Wenn der Sozialdemokrat plötzlich AfD wählt

20.4.2016, 05:57 Uhr
Seit Dezember vergangenen Jahres ist Katarina Barley Generalsekretärin der SPD.

© Eduard Weigert Seit Dezember vergangenen Jahres ist Katarina Barley Generalsekretärin der SPD.

Frau Barley, viele Menschen haben den Eindruck, dass sich die SPD nicht mehr um die Anliegen der kleinen Leute kümmert. Ein nicht geringer Teil dieser Menschen wählt nun die AfD. Erschreckt Sie das nicht?

Katarina Barley: Mich erschreckt das Wahlergebnis der AfD. Es stimmt, auch aus der SPD gibt es eine Wählerwanderung dorthin, wobei sich die Wählerschaft der AfD mehrheitlich aus anderen Gruppen rekrutiert. Ich sehe aber auch das, was wir in den letzten Jahren gemacht haben. Und wenn man sich das objektiv ankuckt, dann sind so viele ur-sozialdemokratische Projekte für die Normalbevölkerung durchgesetzt worden wie schon lange nicht mehr – Mindestlohn, abschlagsfreie Rente nach 45 Jahren, Mietpreisbremse.

Gleichzeitig machen Sie in vielen Fällen keine sozialdemokratische Politik – in der Vergangenheit Hartz IV und Senkung des Rentenniveaus, in der Gegenwart setzt sich der SPD-Vorsitzende für TTIP ein.

Barley: Der erste Teil der Frage betrifft Dinge, die stammen aus einer anderen Zeit. Ich bin seit zweieinhalb Jahren im Bundestag und erlebe eine SPD, die eine Politik macht für die, die Sie kleine Leute genannt haben. Natürlich kann man immer wieder und wieder darüber reden, was vor zehn Jahren war. Man muss aber das beurteilen, was jetzt auf dem Tisch liegt.

Auf dem Tisch liegt ja unter anderem das Freihandelsabkommen TTIP. Wissen Sie nicht, wie das ankommt bei Arbeitern und Angestellten?
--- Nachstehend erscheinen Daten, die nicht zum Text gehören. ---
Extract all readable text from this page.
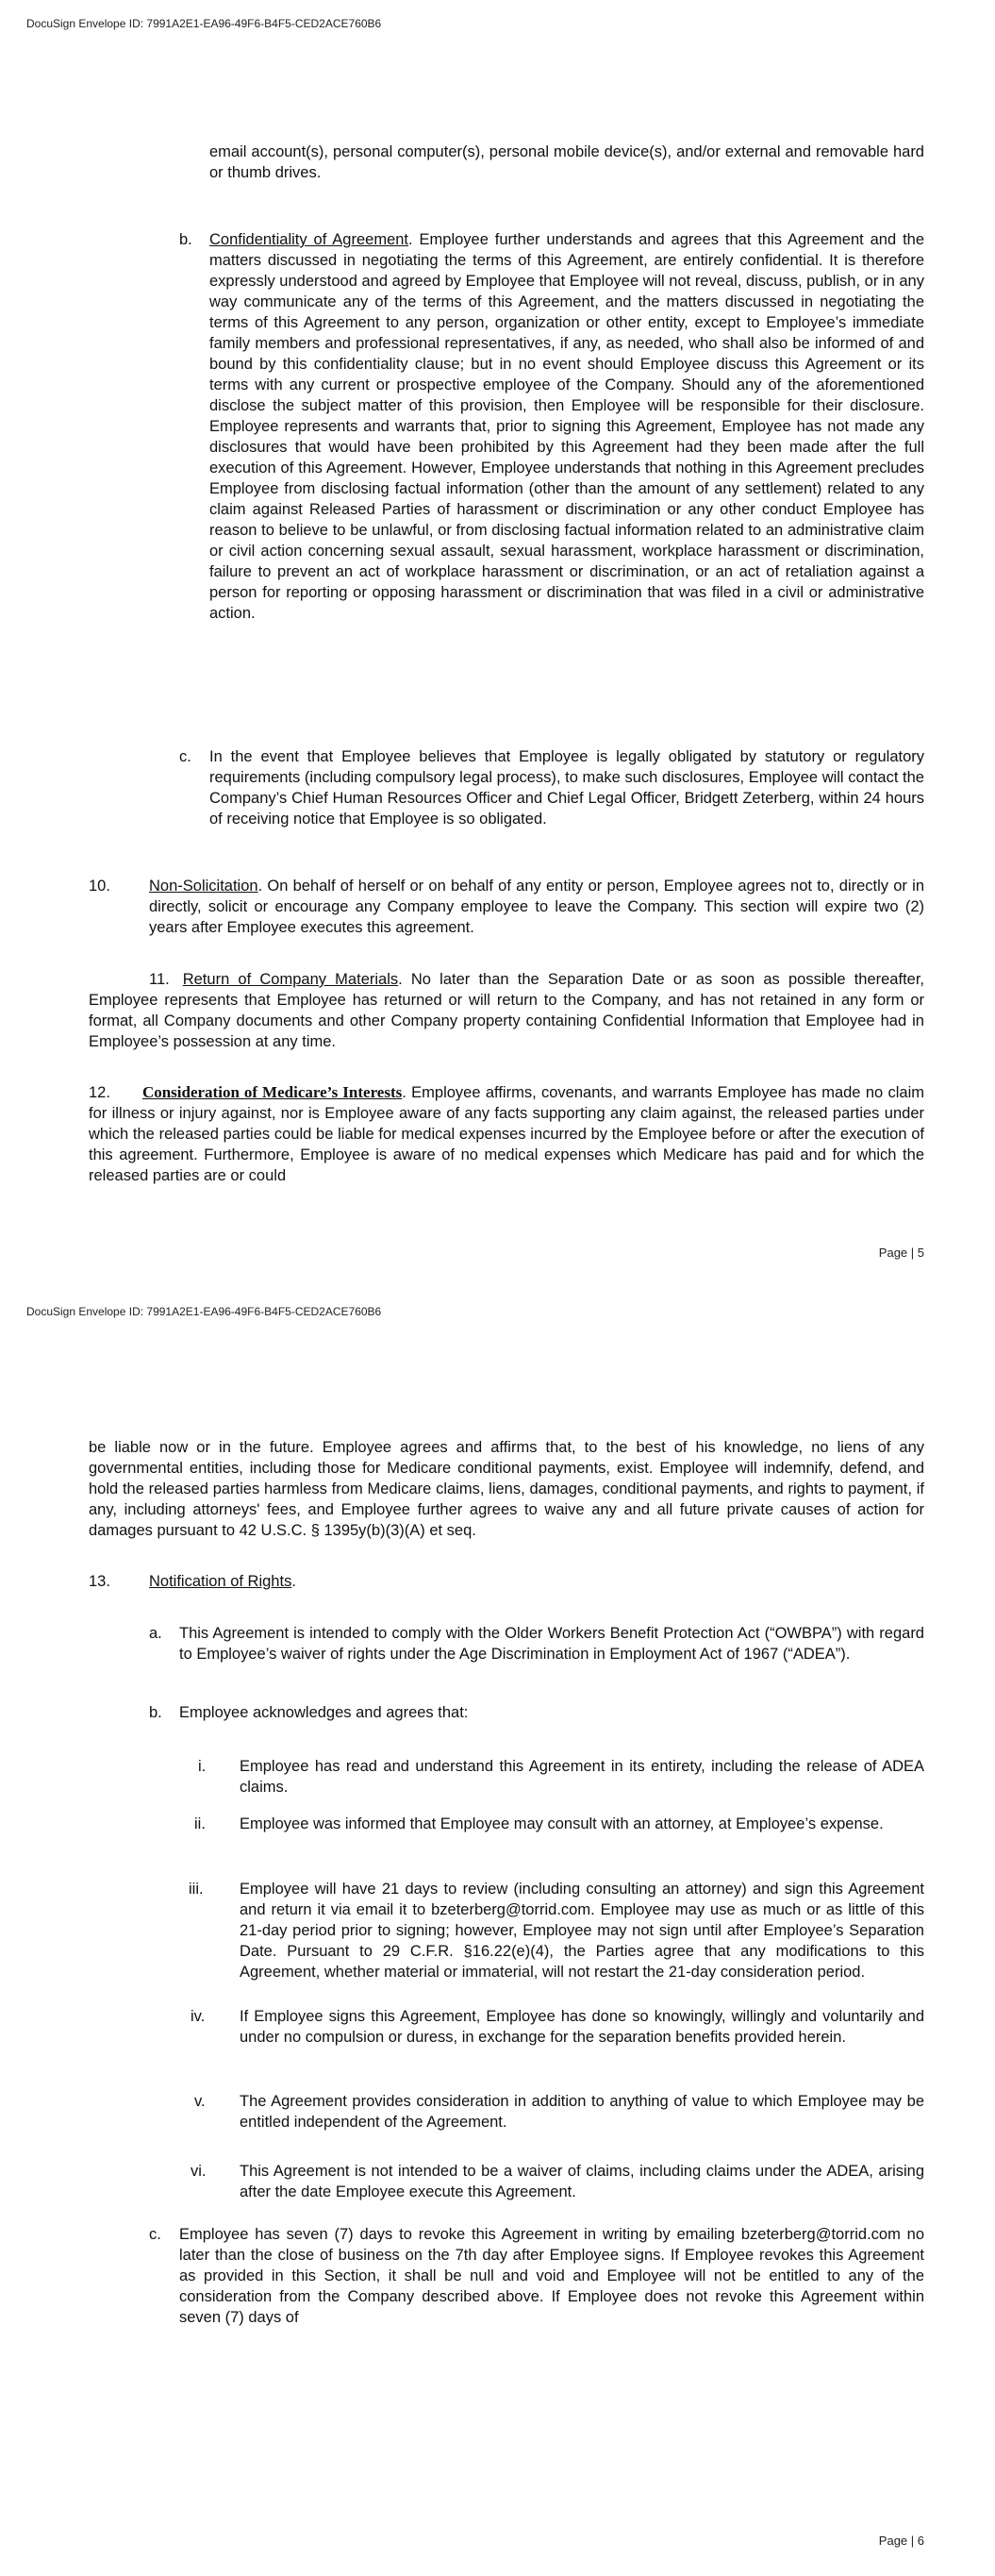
DocuSign Envelope ID: 7991A2E1-EA96-49F6-B4F5-CED2ACE760B6

email account(s), personal computer(s), personal mobile device(s), and/or external and removable hard or thumb drives.

b. Confidentiality of Agreement. Employee further understands and agrees that this Agreement and the matters discussed in negotiating the terms of this Agreement, are entirely confidential. It is therefore expressly understood and agreed by Employee that Employee will not reveal, discuss, publish, or in any way communicate any of the terms of this Agreement, and the matters discussed in negotiating the terms of this Agreement to any person, organization or other entity, except to Employee’s immediate family members and professional representatives, if any, as needed, who shall also be informed of and bound by this confidentiality clause; but in no event should Employee discuss this Agreement or its terms with any current or prospective employee of the Company. Should any of the aforementioned disclose the subject matter of this provision, then Employee will be responsible for their disclosure. Employee represents and warrants that, prior to signing this Agreement, Employee has not made any disclosures that would have been prohibited by this Agreement had they been made after the full execution of this Agreement. However, Employee understands that nothing in this Agreement precludes Employee from disclosing factual information (other than the amount of any settlement) related to any claim against Released Parties of harassment or discrimination or any other conduct Employee has reason to believe to be unlawful, or from disclosing factual information related to an administrative claim or civil action concerning sexual assault, sexual harassment, workplace harassment or discrimination, failure to prevent an act of workplace harassment or discrimination, or an act of retaliation against a person for reporting or opposing harassment or discrimination that was filed in a civil or administrative action.

c. In the event that Employee believes that Employee is legally obligated by statutory or regulatory requirements (including compulsory legal process), to make such disclosures, Employee will contact the Company’s Chief Human Resources Officer and Chief Legal Officer, Bridgett Zeterberg, within 24 hours of receiving notice that Employee is so obligated.

10. Non-Solicitation. On behalf of herself or on behalf of any entity or person, Employee agrees not to, directly or in directly, solicit or encourage any Company employee to leave the Company. This section will expire two (2) years after Employee executes this agreement.

11. Return of Company Materials. No later than the Separation Date or as soon as possible thereafter, Employee represents that Employee has returned or will return to the Company, and has not retained in any form or format, all Company documents and other Company property containing Confidential Information that Employee had in Employee’s possession at any time.

12. Consideration of Medicare’s Interests. Employee affirms, covenants, and warrants Employee has made no claim for illness or injury against, nor is Employee aware of any facts supporting any claim against, the released parties under which the released parties could be liable for medical expenses incurred by the Employee before or after the execution of this agreement. Furthermore, Employee is aware of no medical expenses which Medicare has paid and for which the released parties are or could

Page | 5
DocuSign Envelope ID: 7991A2E1-EA96-49F6-B4F5-CED2ACE760B6

be liable now or in the future. Employee agrees and affirms that, to the best of his knowledge, no liens of any governmental entities, including those for Medicare conditional payments, exist. Employee will indemnify, defend, and hold the released parties harmless from Medicare claims, liens, damages, conditional payments, and rights to payment, if any, including attorneys' fees, and Employee further agrees to waive any and all future private causes of action for damages pursuant to 42 U.S.C. § 1395y(b)(3)(A) et seq.

13. Notification of Rights.

a. This Agreement is intended to comply with the Older Workers Benefit Protection Act (“OWBPA”) with regard to Employee’s waiver of rights under the Age Discrimination in Employment Act of 1967 (“ADEA”).

b. Employee acknowledges and agrees that:

i. Employee has read and understand this Agreement in its entirety, including the release of ADEA claims.

ii. Employee was informed that Employee may consult with an attorney, at Employee’s expense.

iii. Employee will have 21 days to review (including consulting an attorney) and sign this Agreement and return it via email it to bzeterberg@torrid.com. Employee may use as much or as little of this 21-day period prior to signing; however, Employee may not sign until after Employee’s Separation Date. Pursuant to 29 C.F.R. §16.22(e)(4), the Parties agree that any modifications to this Agreement, whether material or immaterial, will not restart the 21-day consideration period.

iv. If Employee signs this Agreement, Employee has done so knowingly, willingly and voluntarily and under no compulsion or duress, in exchange for the separation benefits provided herein.

v. The Agreement provides consideration in addition to anything of value to which Employee may be entitled independent of the Agreement.

vi. This Agreement is not intended to be a waiver of claims, including claims under the ADEA, arising after the date Employee execute this Agreement.

c. Employee has seven (7) days to revoke this Agreement in writing by emailing bzeterberg@torrid.com no later than the close of business on the 7th day after Employee signs. If Employee revokes this Agreement as provided in this Section, it shall be null and void and Employee will not be entitled to any of the consideration from the Company described above. If Employee does not revoke this Agreement within seven (7) days of

Page | 6
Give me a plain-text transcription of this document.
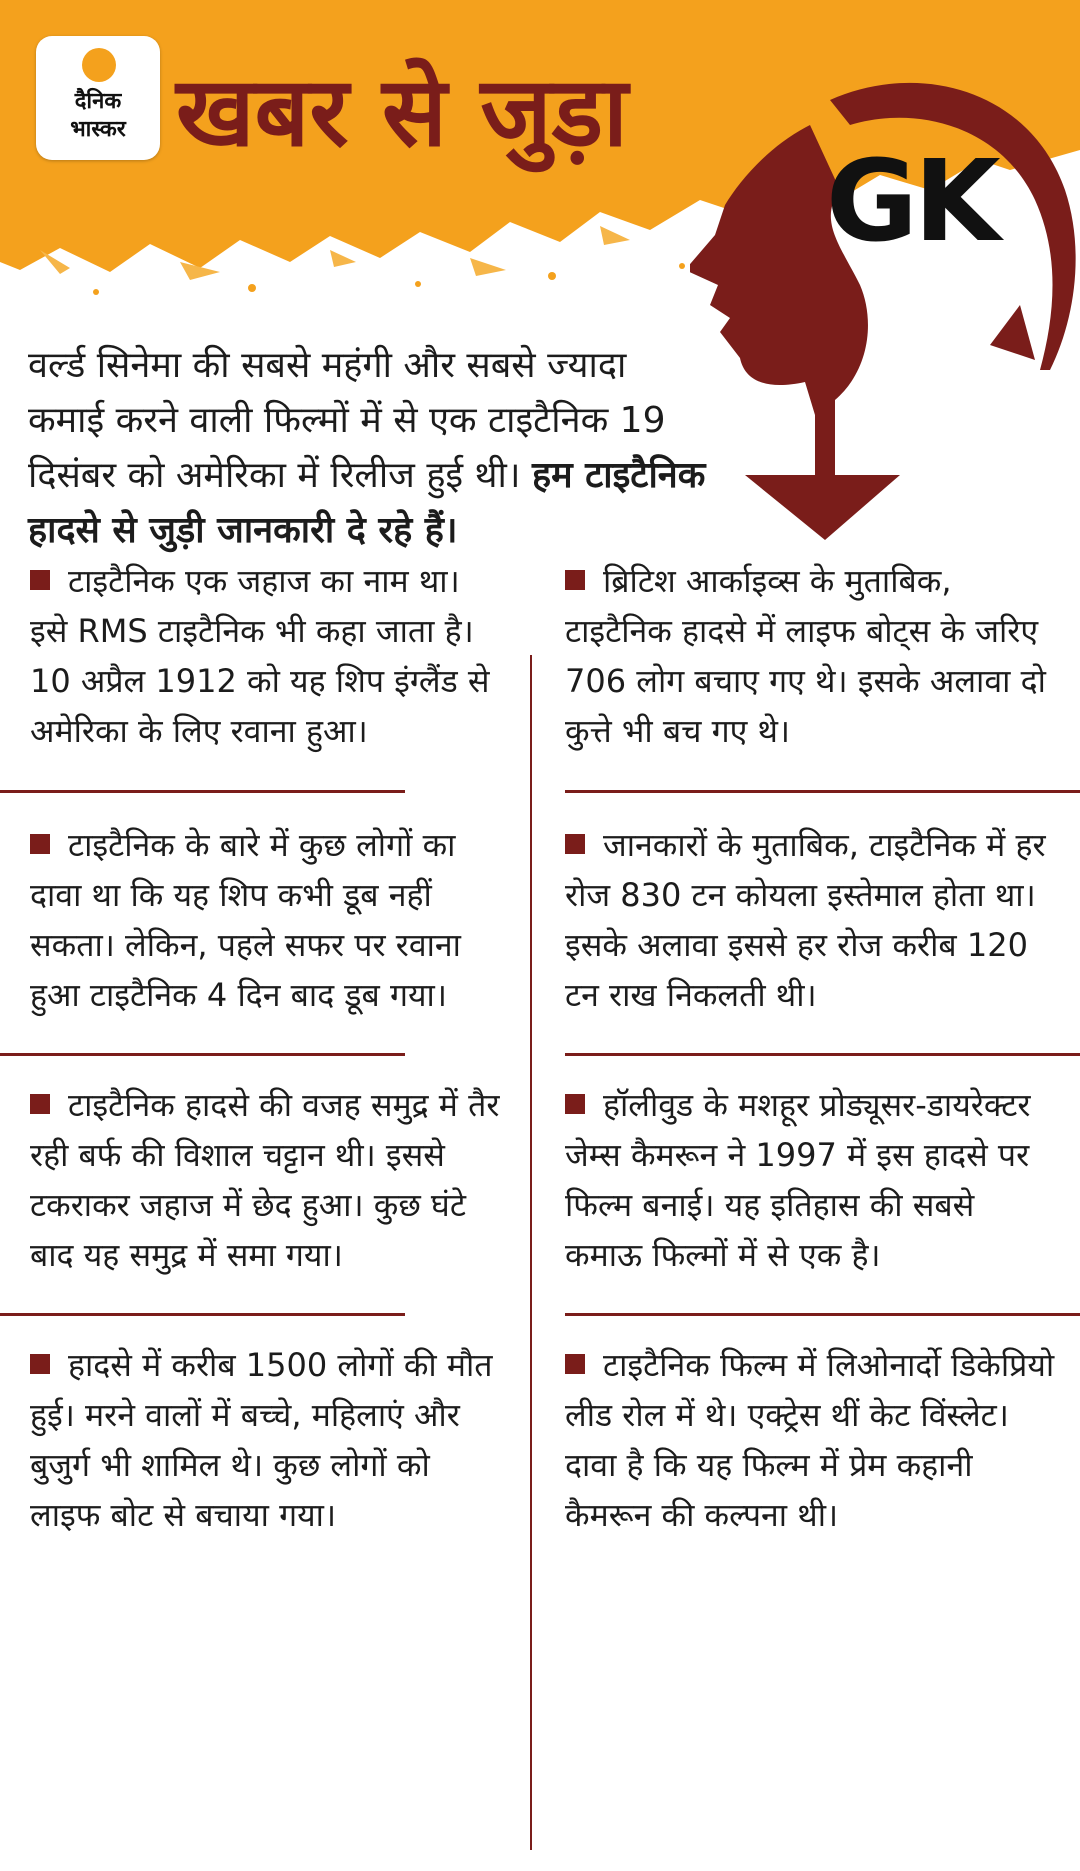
दैनिक
भास्कर खबर से जुड़ा
GK

वर्ल्ड सिनेमा की सबसे महंगी और सबसे ज्यादा कमाई करने वाली फिल्मों में से एक टाइटैनिक 19 दिसंबर को अमेरिका में रिलीज हुई थी। हम टाइटैनिक हादसे से जुड़ी जानकारी दे रहे हैं।

टाइटैनिक एक जहाज का नाम था। इसे RMS टाइटैनिक भी कहा जाता है। 10 अप्रैल 1912 को यह शिप इंग्लैंड से अमेरिका के लिए रवाना हुआ।

टाइटैनिक के बारे में कुछ लोगों का दावा था कि यह शिप कभी डूब नहीं सकता। लेकिन, पहले सफर पर रवाना हुआ टाइटैनिक 4 दिन बाद डूब गया।

टाइटैनिक हादसे की वजह समुद्र में तैर रही बर्फ की विशाल चट्टान थी। इससे टकराकर जहाज में छेद हुआ। कुछ घंटे बाद यह समुद्र में समा गया।

हादसे में करीब 1500 लोगों की मौत हुई। मरने वालों में बच्चे, महिलाएं और बुजुर्ग भी शामिल थे। कुछ लोगों को लाइफ बोट से बचाया गया।

ब्रिटिश आर्काइव्स के मुताबिक, टाइटैनिक हादसे में लाइफ बोट्स के जरिए 706 लोग बचाए गए थे। इसके अलावा दो कुत्ते भी बच गए थे।

जानकारों के मुताबिक, टाइटैनिक में हर रोज 830 टन कोयला इस्तेमाल होता था। इसके अलावा इससे हर रोज करीब 120 टन राख निकलती थी।

हॉलीवुड के मशहूर प्रोड्यूसर-डायरेक्टर जेम्स कैमरून ने 1997 में इस हादसे पर फिल्म बनाई। यह इतिहास की सबसे कमाऊ फिल्मों में से एक है।

टाइटैनिक फिल्म में लिओनार्दो डिकेप्रियो लीड रोल में थे। एक्ट्रेस थीं केट विंस्लेट। दावा है कि यह फिल्म में प्रेम कहानी कैमरून की कल्पना थी।
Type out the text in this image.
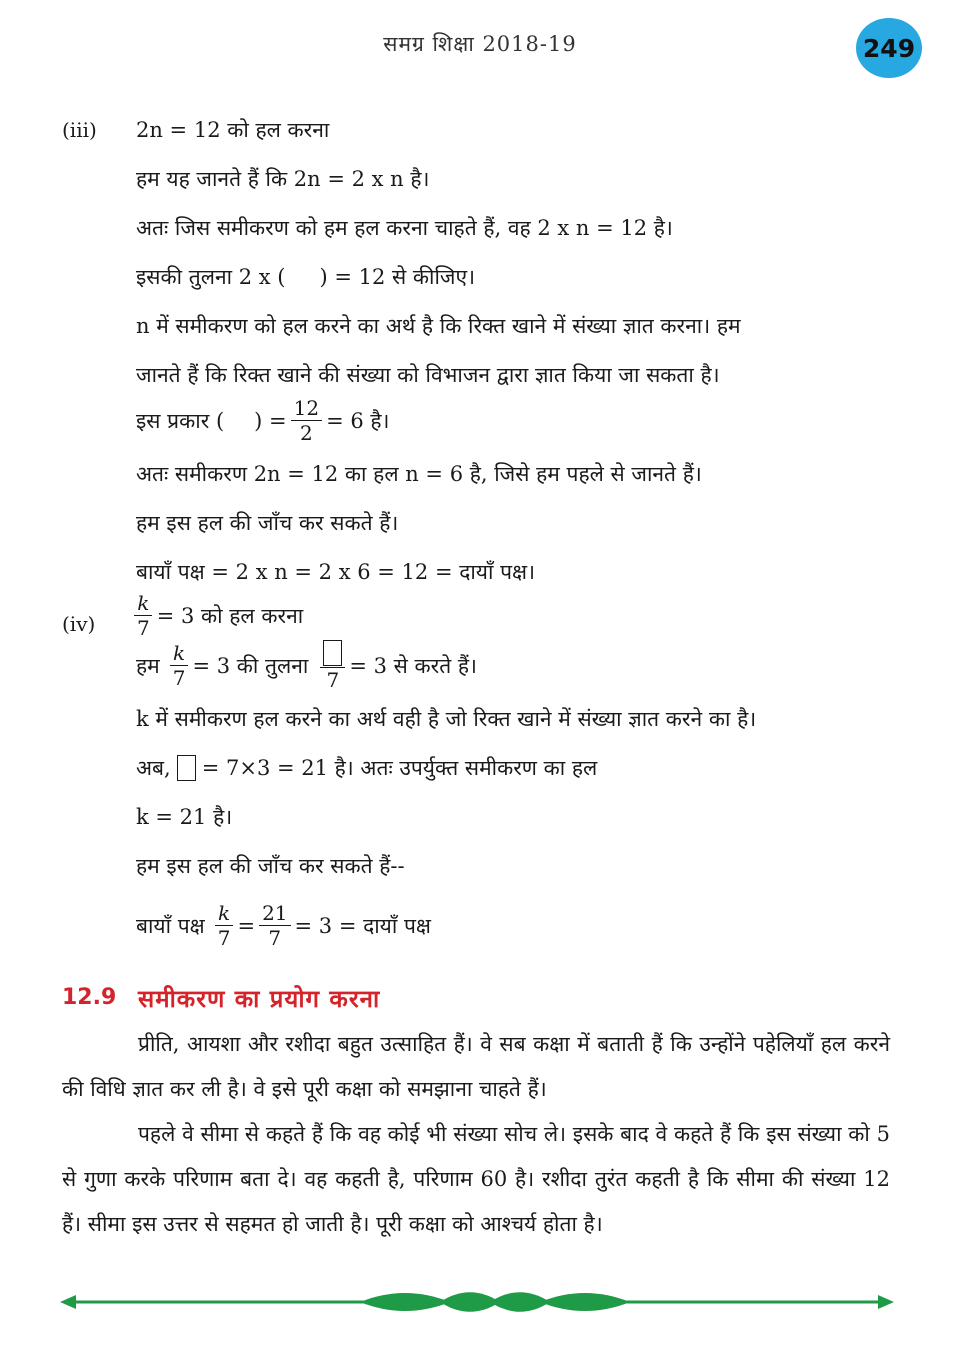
समग्र शिक्षा 2018-19	249
(iii) 2n = 12 को हल करना
हम यह जानते हैं कि 2n = 2 x n है।
अतः जिस समीकरण को हम हल करना चाहते हैं, वह 2 x n = 12 है।
इसकी तुलना 2 x ( ) = 12 से कीजिए।
n में समीकरण को हल करने का अर्थ है कि रिक्त खाने में संख्या ज्ञात करना। हम
जानते हैं कि रिक्त खाने की संख्या को विभाजन द्वारा ज्ञात किया जा सकता है।
इस प्रकार ( ) = $\frac{12}{2} = 6$ है।
अतः समीकरण 2n = 12 का हल n = 6 है, जिसे हम पहले से जानते हैं।
हम इस हल की जाँच कर सकते हैं।
बायाँ पक्ष = 2 x n = 2 x 6 = 12 = दायाँ पक्ष।
$(iv) \frac{k}{7} = 3$ को हल करना
हम $\frac{k}{7} = 3$ की तुलना
7
= 3 से करते हैं।
k में समीकरण हल करने का अर्थ वही है जो रिक्त खाने में संख्या ज्ञात करने का है।
अब, = 7×3 = 21 है। अतः उपर्युक्त समीकरण का हल
k = 21 है।
हम इस हल की जाँच कर सकते हैं--
बायाँ पक्ष $\frac{k}{7} = \frac{21}{7} = 3$ = दायाँ पक्ष
12.9 समीकरण का प्रयोग करना
प्रीति, आयशा और रशीदा बहुत उत्साहित हैं। वे सब कक्षा में बताती हैं कि उन्होंने पहेलियाँ हल करने की विधि ज्ञात कर ली है। वे इसे पूरी कक्षा को समझाना चाहते हैं।
पहले वे सीमा से कहते हैं कि वह कोई भी संख्या सोच ले। इसके बाद वे कहते हैं कि इस संख्या को 5 से गुणा करके परिणाम बता दे। वह कहती है, परिणाम 60 है। रशीदा तुरंत कहती है कि सीमा की संख्या 12 हैं। सीमा इस उत्तर से सहमत हो जाती है। पूरी कक्षा को आश्चर्य होता है।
Barley: Die Frage ist, ob diese Diskussion wirklich von den Arbeitern und Angestellten geführt wird. Klar ist: Deutschland ist eine Exportnation. Und Regeln für Handel zu formulieren, ist ja nicht verkehrt. Die SPD hat klar gesagt, was in TTIP und Ceta (Handelsabkommen mit Kanada, d. Red.) stehen muss und was nicht drin stehen darf. Nur wenn unsere Bedingungen erfüllt sind, werden wir zustimmen.

Umfragen sehen Ihre Partei bei 20 Prozent. Ist die SPD noch eine Volkspartei?

Barley: Die SPD ist eine Volkspartei. Wir decken die gesamte Bandbreite der Bevölkerung ab – vom Stahlarbeiter bis zum Manager, von der Hausfrau bis zum Hartz-IV-Bezieher.

Dann können Sie ja auch mit 15 Prozent in Umfragen noch darauf hinweisen, dass die SPD Volkspartei ist, weil in diesen 15 Prozent das ganze Wählerspektrum zu finden ist. Aber Sie müssen doch allmählich mit einem Konzept gegen den Abwärtstrend antreten.

Barley: Umfragedebatten entwickeln schnell eine Eigendynamik. Da müssen wir rauskommen. Wir konzentrieren uns manchmal zu stark auf einzelne Maßnahmen, mit denen wir das Leben der Menschen verbessern. Damit das bei den Leuten ankommt, müssen wir aber auch die Geschichte, die hinter unser Politik steht, erzählen.

Also hat die SPD ein Kommunikationsproblem?

Barley: Wir können darin besser werden. Dort sehe ich auch meine Aufgabe.